Answer:
It takes the putty 0.507 s to reach the ceiling.
The velocity of the putty just before it strikes the ceiling is 3.43 m/s.
Explanation:
Hi there!
The height of the glob of putty after a time "t" and its velocity are given by the following equations:
h = h0 + v0 · t + 1/2 · g · t²
v = v0 + g · t
Where:
h = height at a time "t".
h0 = initial height.
v0 = initial velocity.
t = time.
g = acceleration due to gravity (-9.8 m/s² considering the upward direction as positive).

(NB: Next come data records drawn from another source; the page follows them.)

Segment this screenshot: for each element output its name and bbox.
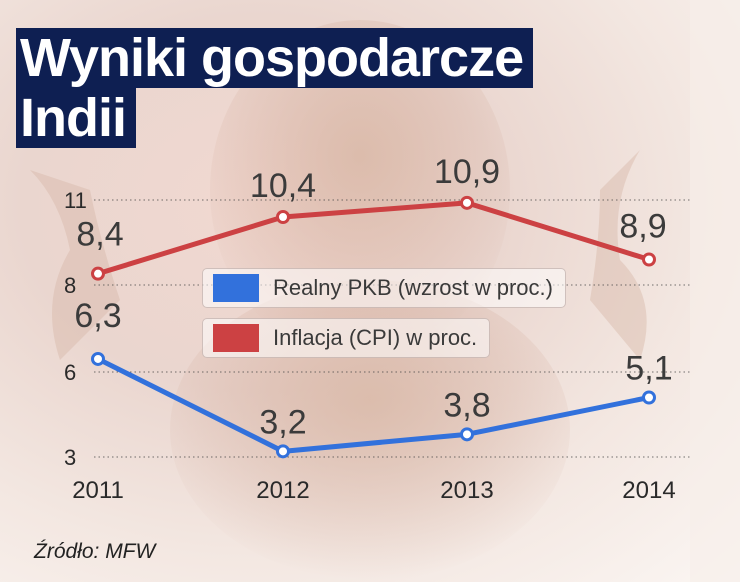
data-point <box>642 390 656 405</box>
data-label: 8,4 <box>76 216 123 254</box>
legend-entry-cpi: Inflacja (CPI) w proc. <box>202 318 491 358</box>
y-axis-ticks: 3 6 8 11 <box>64 188 87 470</box>
data-label: 5,1 <box>625 350 672 388</box>
x-axis-ticks: 2011 2012 2013 2014 <box>72 477 676 504</box>
chart-title-line-2: Indii <box>16 88 136 148</box>
legend-label-gdp: Realny PKB (wzrost w proc.) <box>273 275 553 300</box>
x-tick-label: 2013 <box>440 477 493 504</box>
x-tick-label: 2011 <box>72 477 124 504</box>
data-label: 10,9 <box>434 153 500 191</box>
data-label: 6,3 <box>74 297 121 335</box>
data-label: 8,9 <box>619 208 666 246</box>
data-point <box>91 266 105 281</box>
series-group <box>91 195 656 459</box>
chart-title-line-1: Wyniki gospodarcze <box>16 28 534 88</box>
legend-entry-gdp: Realny PKB (wzrost w proc.) <box>202 268 566 308</box>
y-tick-label: 11 <box>64 188 87 213</box>
data-point <box>276 444 290 459</box>
data-point <box>91 351 105 366</box>
data-label: 3,8 <box>443 386 490 424</box>
x-tick-label: 2014 <box>622 477 675 504</box>
source-note: Źródło: MFW <box>34 540 156 563</box>
data-labels: 6,3 3,2 3,8 5,1 8,4 10,4 10,9 8,9 <box>74 153 672 442</box>
y-tick-label: 6 <box>64 360 76 385</box>
data-point <box>276 210 290 224</box>
series-line-cpi <box>95 200 652 277</box>
series-line-gdp <box>95 356 652 454</box>
x-tick-label: 2012 <box>256 477 309 504</box>
legend-swatch-gdp <box>213 274 259 302</box>
y-tick-label: 8 <box>64 273 76 298</box>
data-point <box>642 252 656 267</box>
legend-swatch-cpi <box>213 324 259 352</box>
legend-label-cpi: Inflacja (CPI) w proc. <box>273 325 478 350</box>
data-point <box>460 195 474 210</box>
data-label: 3,2 <box>259 403 306 441</box>
y-tick-label: 3 <box>64 445 76 470</box>
data-label: 10,4 <box>250 167 316 205</box>
data-point <box>460 427 474 442</box>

v = velocity at a time "t".
First, let´s find the time it takes the putty to reach the ceiling. We have to find at which time the putty is at a height of 3.00 m from your hand. Let´s place the origin of the frame of reference at your hand so that h0 = 0. The initial velocity, v0, is 8.40 m/s. Then:
h = h0 + v0 · t + 1/2 · g · t²
3.00 m = 0 m + 8.40 m/s · t - 1/2 · 9.8 m/s² · t²
0 = -3.00 m + 8.40 m/s · t - 4.9 m/s² · t²
Solving the quadratic equation using the quadratic formula with these coefficients:
a = -4.9
b = 8.4
c = -3
t = 0.507 s and t = 1.21 s
We use the value that happens before, that is, t = 0.507 s.
It takes the putty 0.507 s to reach the ceiling.
Now, let´s calculate the velocity of the putty at t = 0.507 s:
v = v0 + g · t
v = 8.40 m/s - 9.8 m/s² · 0.507 s
v = 3.43 m/s
The velocity of the putty just before it strikes the ceiling is 3.43 m/s.